Clarity - Justification: This is a nice self-contained paper with all the proofs included. Both the general motivation and the technical parts are presented very clearly.
Significance - Justification: This is a nice general framework that allows recovering exactly some earlier results as special cases, and also gives some totally new results in an interesting and non-trivial problem.
Detailed comments. (Explain the basis for your ratings while providing constructive feedback.): Some typos: line 329, left column: what is w'? line 399, right: what are w and u? line 475, left: "=" should be \leq line 548, right: F_t should be F line 621, right: v should be V line 719, right: I assume "=" should be \leq, and you are also here using that tau\leq c_phi
=====
Review #3
=====
Summary of the paper (Summarize the main claims/contributions of the paper.): The paper introduces the “Twisted Mirror Descent” (TMD) algorithm for performing online learning with changing environments (e.g. Tracking and Shifting). The twisted mirror descent algorithm is essentially just mirror descent with a second update (w_t=\phi_t(v_t, l_1, .., l_{t-1}) were v_t comes from the normal mirror descent update. The paper shows how to choose \phi_t in order to get meaningful bounds. The paper then shows that a couple of existing shifting problems can be solved with the TMD algorithm and finally uses TMD to give a novel result to the problem of shifting positive semi-definite matrices.
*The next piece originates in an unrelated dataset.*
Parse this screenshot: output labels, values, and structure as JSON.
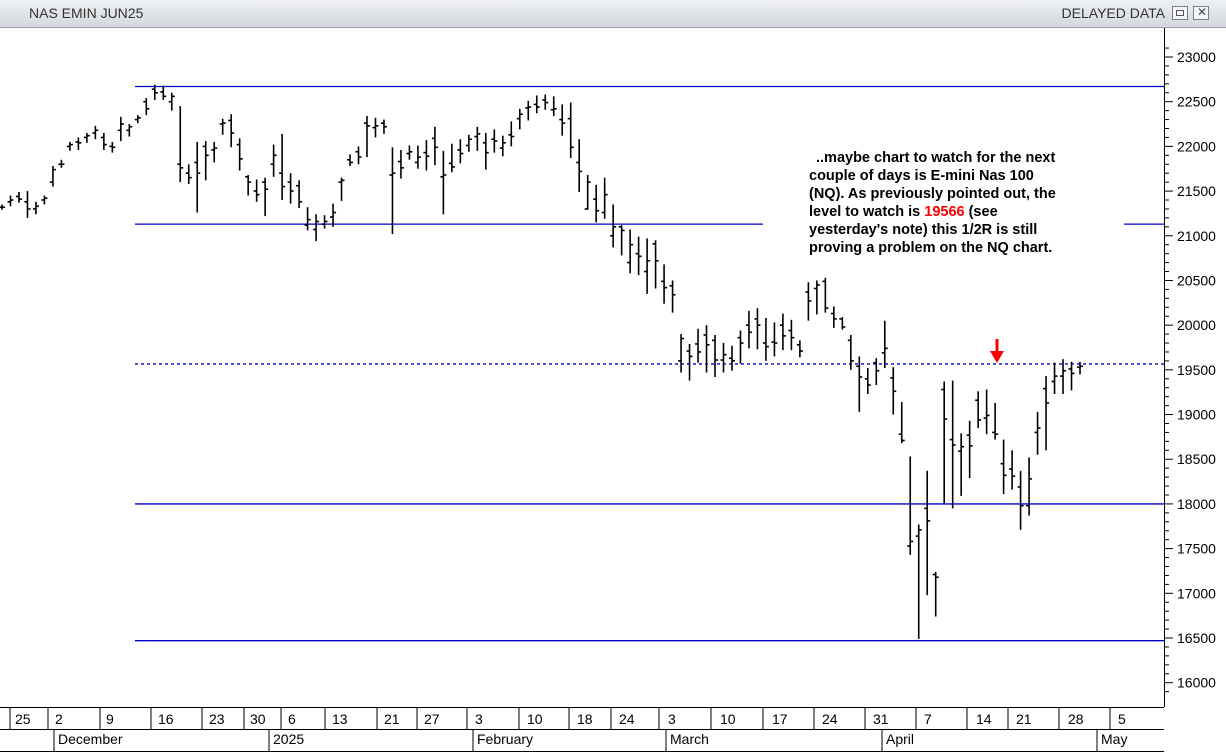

Clarity - Justification: Some letters, like D, are overloaded. L_T(u^s_q) is undefined although it could only mean one thing. There is a typo in the definition of \hat{L}_{q:s} - it should be \sum_{t=q}^sl_t(w_t). There is a paragraph between Theorem 7 and its proof which is unclear. I am confused by this paper’s definition of “strongly adaptive regret” - the true definition of strongly adaptive regret is the regret suffered on an interval with respect to a single predictor - not a changing sequence of predictors. Since this paper is doing regret with respect to a changing sequence of predictors I don’t see how adding the notion of “strongly adaptive regret” adds anything. Also, in the preliminaries section it says “comparing the loss of the forecaster to the loss of an arbitrary predictor sequence”: This can easily be misunderstood to mean “the minimum loss out of all predictor sequences” which, as you note above, is not possible.
Significance - Justification: It is difficult to see the significance of TMD in its most general form as for all the examples the function \phi is only a function of v_t and not of the losses. The fact that TMD unifies some existing algorithms, and the novel application to positive semi-definite matrices is pretty significant. The main significance of this paper is that it gives a general theorem that spits out a bound given bounds of various quantities involving R and \phi.
Detailed comments. (Explain the basis for your ratings while providing constructive feedback.): The claims are well-supported by theoretical analysis. I think that this is a decent paper although I have some issues with it that are given above.
=====